グローバル変数を使用すると、ルーチンやモジュールの独立性が著しく損なわれます。そうすると、他のプロジェクトへの利用などは実質的に不可能になります。

大規模なプログラミングでは、「複雑さ」を管理しないと成功はまずありえません。
この知的な管理を実現するには、「プログラムを(論理的に)分割し、一度に考える範囲をせばめる」という方法しか私には思い付きません。

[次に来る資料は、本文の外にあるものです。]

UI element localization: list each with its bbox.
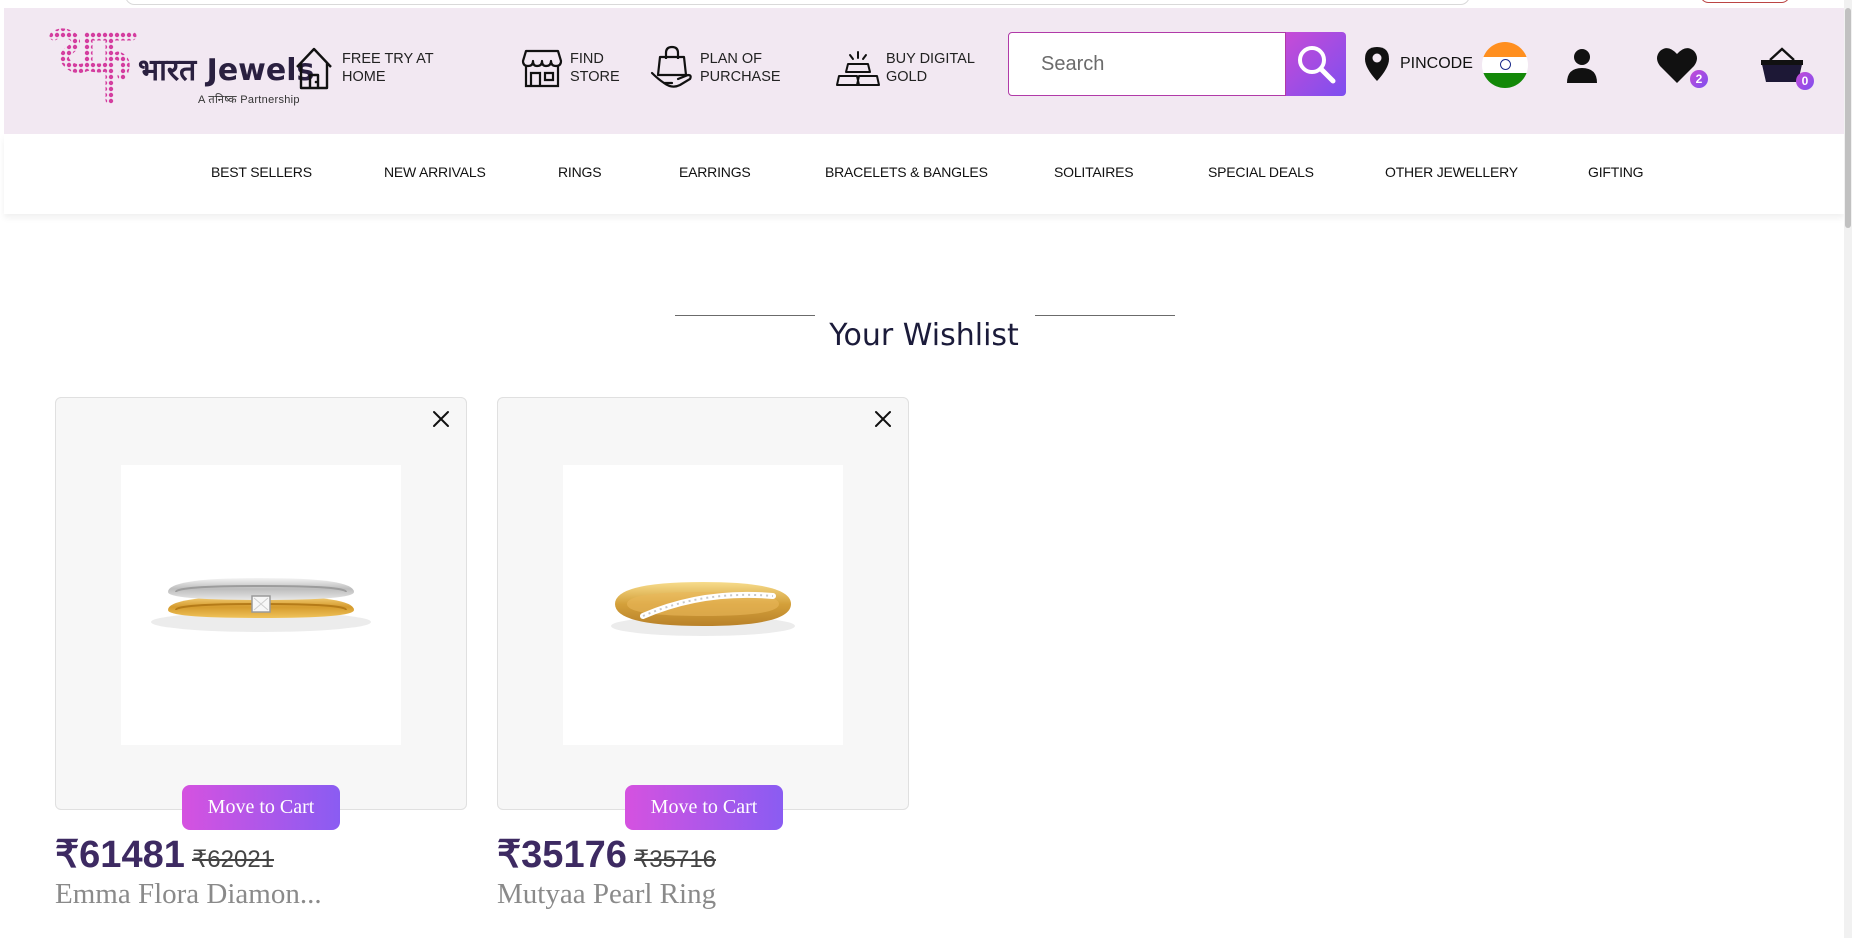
- close-icon: [433, 411, 449, 427]
- page-title: Your Wishlist: [829, 318, 1019, 353]
- digital-gold-link[interactable]: BUY DIGITAL GOLD: [836, 38, 975, 98]
- product-image[interactable]: [563, 465, 843, 745]
- browser-button-remnant: [1700, 0, 1790, 3]
- wishlist-button[interactable]: 2: [1656, 46, 1708, 89]
- nav-item-rings[interactable]: RINGS: [558, 164, 602, 180]
- move-to-cart-button[interactable]: Move to Cart: [182, 785, 340, 830]
- find-store-label: FIND STORE: [570, 51, 620, 85]
- remove-item-button[interactable]: [872, 408, 894, 430]
- address-bar-remnant: [125, 0, 1470, 5]
- close-icon: [875, 411, 891, 427]
- move-to-cart-button[interactable]: Move to Cart: [625, 785, 783, 830]
- cart-count-badge: 0: [1796, 72, 1814, 90]
- account-button[interactable]: [1566, 48, 1598, 89]
- brand-logo[interactable]: भारत Jewels A तनिष्क Partnership: [48, 26, 328, 110]
- plan-of-purchase-label: PLAN OF PURCHASE: [700, 51, 781, 85]
- product-name[interactable]: Emma Flora Diamon...: [55, 878, 322, 911]
- brand-tagline: A तनिष्क Partnership: [198, 94, 300, 106]
- try-at-home-label: FREE TRY AT HOME: [342, 51, 434, 85]
- page-scrollbar[interactable]: [1844, 0, 1852, 938]
- search-icon: [1298, 46, 1336, 84]
- logo-mark-icon: [49, 28, 137, 105]
- site-header: भारत Jewels A तनिष्क Partnership FREE TR…: [4, 8, 1844, 134]
- hand-bag-icon: [650, 44, 694, 92]
- india-flag-icon[interactable]: [1482, 42, 1528, 88]
- product-price: ₹35176: [497, 834, 627, 876]
- product-price: ₹61481: [55, 834, 185, 876]
- cart-button[interactable]: 0: [1760, 46, 1814, 90]
- search-bar: [1008, 32, 1346, 96]
- crossover-gold-ring-image: [611, 582, 795, 636]
- plan-of-purchase-link[interactable]: PLAN OF PURCHASE: [650, 38, 781, 98]
- gold-bars-icon: [836, 44, 880, 92]
- nav-item-solitaires[interactable]: SOLITAIRES: [1054, 164, 1134, 180]
- product-image[interactable]: [121, 465, 401, 745]
- store-icon: [520, 44, 564, 92]
- pincode-label: PINCODE: [1400, 55, 1473, 72]
- house-icon: [292, 44, 336, 92]
- search-button[interactable]: [1286, 32, 1346, 96]
- remove-item-button[interactable]: [430, 408, 452, 430]
- location-pin-icon: [1365, 47, 1389, 81]
- category-nav: BEST SELLERS NEW ARRIVALS RINGS EARRINGS…: [4, 134, 1844, 214]
- two-tone-diamond-ring-image: [151, 578, 371, 632]
- find-store-link[interactable]: FIND STORE: [520, 38, 620, 98]
- brand-name: भारत Jewels: [138, 53, 315, 88]
- scrollbar-thumb[interactable]: [1845, 8, 1851, 228]
- nav-item-earrings[interactable]: EARRINGS: [679, 164, 751, 180]
- nav-item-best-sellers[interactable]: BEST SELLERS: [211, 164, 312, 180]
- pincode-selector[interactable]: PINCODE: [1364, 46, 1473, 82]
- digital-gold-label: BUY DIGITAL GOLD: [886, 51, 975, 85]
- product-old-price: ₹35716: [634, 846, 717, 873]
- page: भारत Jewels A तनिष्क Partnership FREE TR…: [0, 0, 1852, 938]
- browser-top-strip: [0, 0, 1852, 8]
- product-old-price: ₹62021: [192, 846, 275, 873]
- search-input[interactable]: [1008, 32, 1286, 96]
- try-at-home-link[interactable]: FREE TRY AT HOME: [292, 38, 434, 98]
- wishlist-card: [497, 397, 909, 810]
- title-divider-left: [675, 315, 815, 316]
- nav-item-new-arrivals[interactable]: NEW ARRIVALS: [384, 164, 486, 180]
- wishlist-count-badge: 2: [1690, 70, 1708, 88]
- title-divider-right: [1035, 315, 1175, 316]
- nav-item-special-deals[interactable]: SPECIAL DEALS: [1208, 164, 1314, 180]
- nav-item-other-jewellery[interactable]: OTHER JEWELLERY: [1385, 164, 1518, 180]
- user-icon: [1567, 49, 1597, 83]
- wishlist-card: [55, 397, 467, 810]
- nav-item-bracelets-bangles[interactable]: BRACELETS & BANGLES: [825, 164, 988, 180]
- product-name[interactable]: Mutyaa Pearl Ring: [497, 878, 716, 911]
- nav-item-gifting[interactable]: GIFTING: [1588, 164, 1644, 180]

しかし絶対にグローバル変数がいけないというわけでもありません。絶対にいけないものは、現代のプログラミング言語からは、取り除かれているでしょう。それが実装されているということは、それを使う正当な理由があるということです。
グローバル変数の使用を正当化する理由は、以下のようなものです:

本来グローバルであるべきものは、グローバル変数に保存するのが一番スマートな回答になることが多くあります。
また、プログラム全体で使う定数も、グローバル変数で保存するというのはうなずける方法論です。
最後の「通過パラメータ」というのは、
foo(p1, p2)
{
	....
	.... /* p2をつかう。p1を使わない。 */
	hee(p1);
}
このような時のp1を通過パラメータといいます。
この意味のないパラメータをfooから減らすために、グローバル変数を使うことがあります。
そしてこういうときのp1は、「本来グローバルであるべきもの」であることが往々にしてあるのです。

グローバル変数を使う際に

こんな風に、必ずしも「絶対に使用不可」ではないグローバル変数ですが、やはり使わないでスマートにすむのでしたら使わないに越したことはありません。
グローバル変数を使用するのは、いずれも、グローバル変数によるソフトウェア工学的なデメリットである、ルーチン・モジュール独立性の致命的な低下と、メリットである局所的な複雑さの低減を考慮し、局所的な複雑さの低減がプログラム全体にとって有益であると判断したときなのです。
そこで、グローバル変数を使う際には、以下の点を考慮してください。
構造体をグローバルにすると「巨大な(たくさんの)データをグローバルにしてしまっている」という意識が薄れます。これは非常に危険な意識といえますので、できれば構造体をグローバルにしなくてもよいプログラミングを心がけましょう。